Biot-Savart for current density in a volume

[henrybrent]

Homework Statement

The Biot-Savart law for a current density j in a volume V is: $d\vec{B} = \frac{\mu_0\vec{j}\times\vec{r}}{4\pi r^3} dV$

Derive the formula for the magnetic field created by a single point-like particle carrying charge $q$ moving with velocity $\vec{v}$. Explain and justify all important steps.

Homework Equations

$d\vec{B} = \frac{\mu_0\vec{j}\times\vec{r}}{4\pi r^3} dV$

The Attempt at a Solution

If I integrate over the whole volume, that will give me B, but it won't be correct for a moving point charge?

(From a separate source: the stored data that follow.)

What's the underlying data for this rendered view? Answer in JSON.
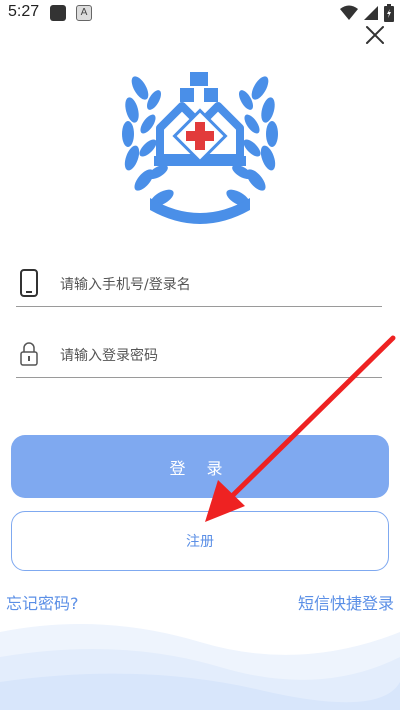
{
  "status": {
    "time": "5:27"
  },
  "form": {
    "phone_placeholder": "请输入手机号/登录名",
    "password_placeholder": "请输入登录密码"
  },
  "buttons": {
    "login_label": "登 录",
    "register_label": "注册"
  },
  "links": {
    "forgot": "忘记密码?",
    "sms_login": "短信快捷登录"
  },
  "colors": {
    "primary": "#7fa9f0",
    "link": "#5b8fe6",
    "logo_blue": "#4a8fe8",
    "logo_cross": "#e23b3b",
    "annotation_arrow": "#ee2222"
  },
  "icons": [
    "close-icon",
    "phone-icon",
    "lock-icon",
    "wifi-icon",
    "battery-icon"
  ]
}
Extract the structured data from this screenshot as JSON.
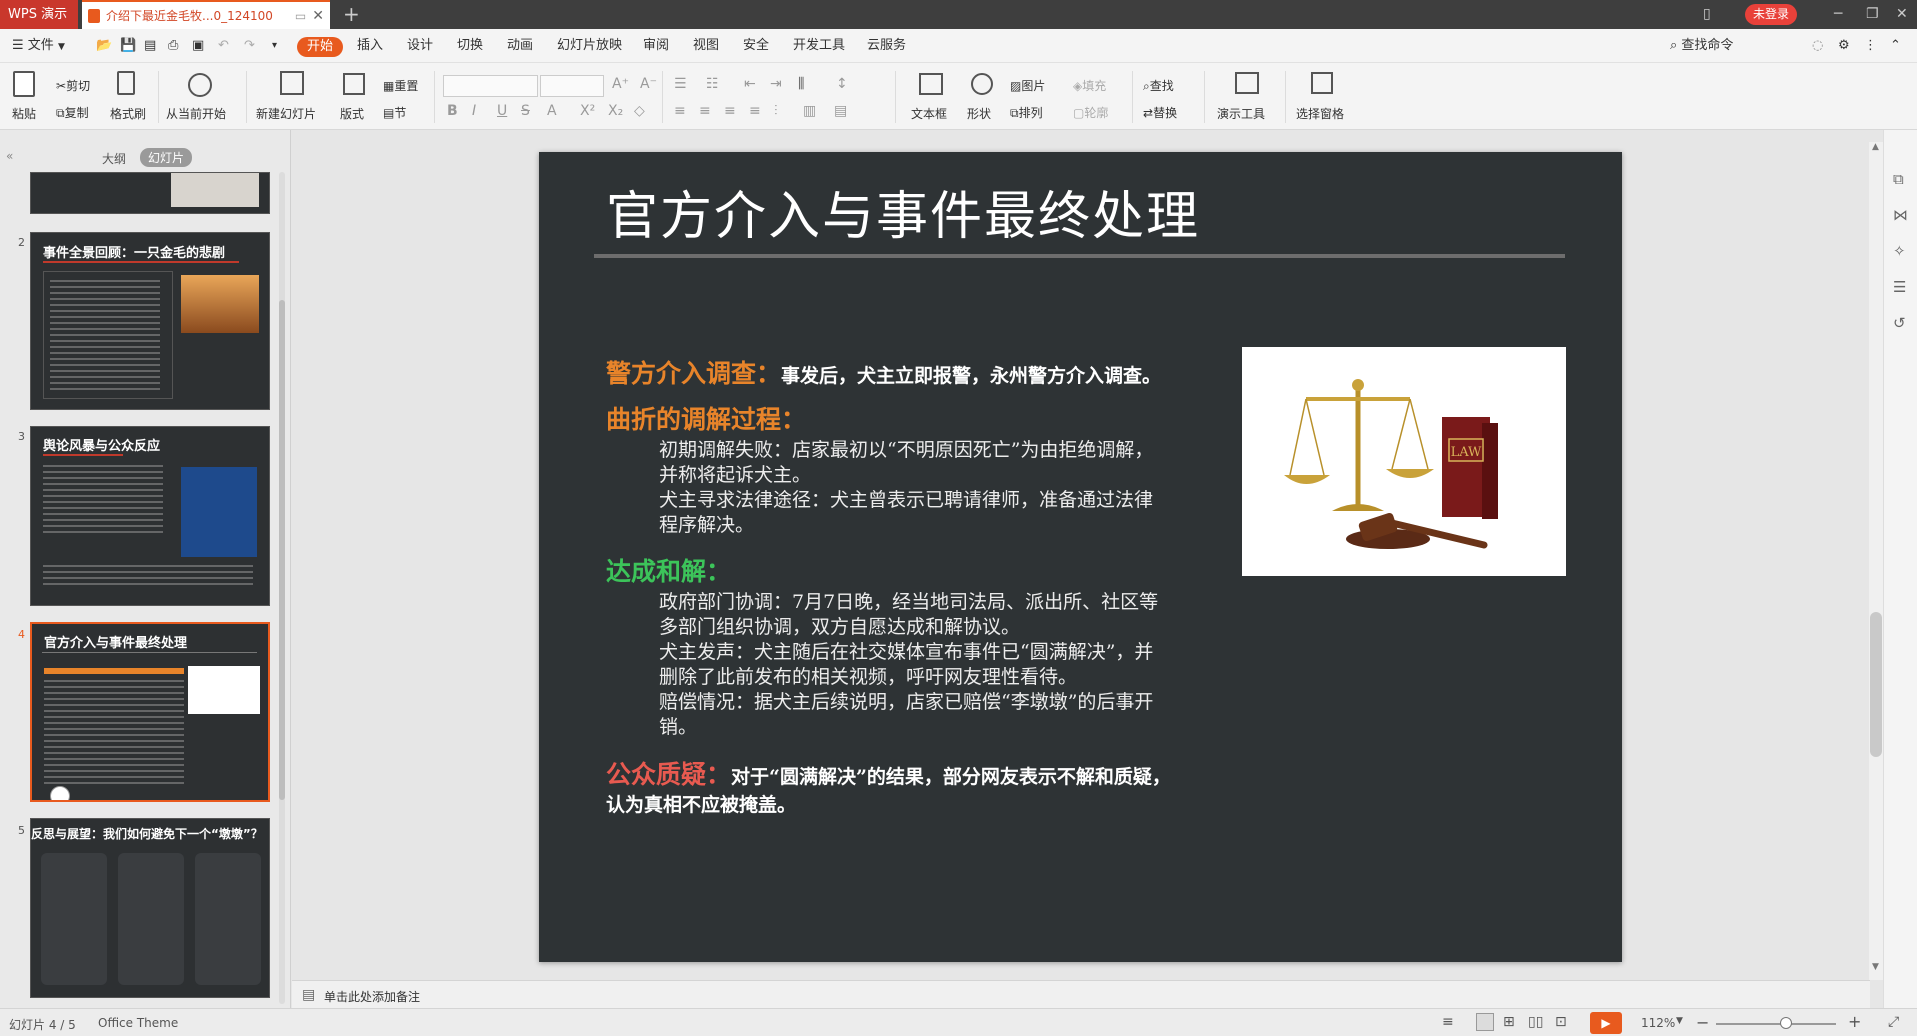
{
  "titlebar": {
    "app_name": "WPS 演示",
    "doc_tab": "介绍下最近金毛牧...0_124100",
    "login_label": "未登录"
  },
  "menubar": {
    "file": "文件",
    "items": [
      "开始",
      "插入",
      "设计",
      "切换",
      "动画",
      "幻灯片放映",
      "审阅",
      "视图",
      "安全",
      "开发工具",
      "云服务"
    ],
    "search": "查找命令"
  },
  "ribbon": {
    "paste": "粘贴",
    "cut": "剪切",
    "copy": "复制",
    "format_painter": "格式刷",
    "from_current": "从当前开始",
    "new_slide": "新建幻灯片",
    "layout": "版式",
    "reset": "重置",
    "section": "节",
    "text_box": "文本框",
    "shape": "形状",
    "picture": "图片",
    "arrange": "排列",
    "fill": "填充",
    "outline": "轮廓",
    "find": "查找",
    "replace": "替换",
    "present_tools": "演示工具",
    "select_pane": "选择窗格"
  },
  "left_panel": {
    "tab_outline": "大纲",
    "tab_slides": "幻灯片",
    "slides": [
      {
        "num": "2",
        "title": "事件全景回顾：一只金毛的悲剧"
      },
      {
        "num": "3",
        "title": "舆论风暴与公众反应"
      },
      {
        "num": "4",
        "title": "官方介入与事件最终处理"
      },
      {
        "num": "5",
        "title": "反思与展望：我们如何避免下一个“墩墩”？"
      }
    ]
  },
  "slide": {
    "title": "官方介入与事件最终处理",
    "police_head": "警方介入调查：",
    "police_text": "事发后，犬主立即报警，永州警方介入调查。",
    "mediation_head": "曲折的调解过程：",
    "mediation_lines": [
      "初期调解失败：店家最初以“不明原因死亡”为由拒绝调解，",
      "并称将起诉犬主。",
      "犬主寻求法律途径：犬主曾表示已聘请律师，准备通过法律",
      "程序解决。"
    ],
    "settlement_head": "达成和解：",
    "settlement_lines": [
      "政府部门协调：7月7日晚，经当地司法局、派出所、社区等",
      "多部门组织协调，双方自愿达成和解协议。",
      "犬主发声：犬主随后在社交媒体宣布事件已“圆满解决”，并",
      "删除了此前发布的相关视频，呼吁网友理性看待。",
      "赔偿情况：据犬主后续说明，店家已赔偿“李墩墩”的后事开",
      "销。"
    ],
    "doubt_head": "公众质疑：",
    "doubt_lines": [
      "对于“圆满解决”的结果，部分网友表示不解和质疑，",
      "认为真相不应被掩盖。"
    ],
    "law_book_label": "LAW"
  },
  "notes": {
    "placeholder": "单击此处添加备注"
  },
  "statusbar": {
    "slide_indicator": "幻灯片 4 / 5",
    "theme": "Office Theme",
    "zoom": "112%"
  },
  "colors": {
    "orange": "#e8842a",
    "green": "#3cc45a",
    "red": "#e85a50",
    "slide_bg": "#2e3335"
  }
}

$\vec{B} = \frac{\mu_0}{4\pi} \int \frac{\vec{j}\times\vec{r}}{ r^3} dV$

 

[mfb]

Why not?
You have to think about how to get a current from a point particle with an "infinite" charge density.

 

[henrybrent]

Why not?
You have to think about how to get a current from a point particle with an "infinite" charge density.

Sorry, can you elaborate ?

 

[mfb]

What is your distribution of j? You'll need it to evaluate your integral.

 

[henrybrent]

What is your distribution of j? You'll need it to evaluate your integral.

I'm not sure, but;

$\vec{B} = \frac{\mu_0}{4\pi} \int \frac{\vec{j}\times\vec{r}}{ r^3} dV$ then,
$\vec{B} = \frac{\mu_0}{4\pi} \int \frac{\vec{v}\times\hat{r}}{ r^2} dq$

Am I on the right lines?

 

[mfb]

j and v are not the same. They have completely different units, for example, and v does not depend on the position. Also, your equation is now independent of q, which clearly shows something is wrong.

 

[henrybrent]

j and v are not the same. They have completely different units, for example, and v does not depend on the position. Also, your equation is now independent of q, which clearly shows something is wrong.

These are all my lecture notes on the Biot-Savart Law.

That's literally all I have to go on, my lecturer barely went over it at all. I have some textbooks as well, but they just provide me with what I wrote earlier, which you said was wrong?

 

[mfb]

That's literally all I have to go on, my lecturer barely went over it at all. I have some textbooks as well, but they just provide me with what I wrote earlier, which you said was wrong?

I don't see any j=v there.

Let's start with an easier example: you have a ball of total charge Q with radius R and a uniform charge density. Its center is currently at the origin of the coordinate system, and it is moving in x-direction with a speed v. What is the current density for every point in space?

 

[henrybrent]

I don't see any j=v there.

Let's start with an easier example: you have a ball of total charge Q with radius R and a uniform charge density. Its center is currently at the origin of the coordinate system, and it is moving in x-direction with a speed v. What is the current density for every point in space?

I/A ?

 

[mfb]

No, whatever I/A is supposed to mean.

 

[henrybrent]

No, whatever I/A is supposed to mean.

Sigh, then I don't know. I really don't. I know you can't tell me either.

Those pictures I have included are everything I have been taught (taught is an exceptionally strong word to use) regarding Biot-Savart law, our lecturer did not even derive them as he said you can't 'technically' derive them.

I have said this in the many other threads I've had to create, I'm not a physics student, I just take a module in Electromagnetism. I am not (necessarily..) asking to be spoon fed, but it's safe assume I know next to nothing regarding the Biot-Savart Law.

This forum is just another resource I've had to find because my textbooks assume the reader already has a sound base in Physics/maths - which I do not. Alas, I cannot keep using this an excuse.

 

[mfb]

The current subproblem has nothing to do with Biot-Savart.

What do you know about current densities?
Can you find something like "current density is ... per ... and ..."?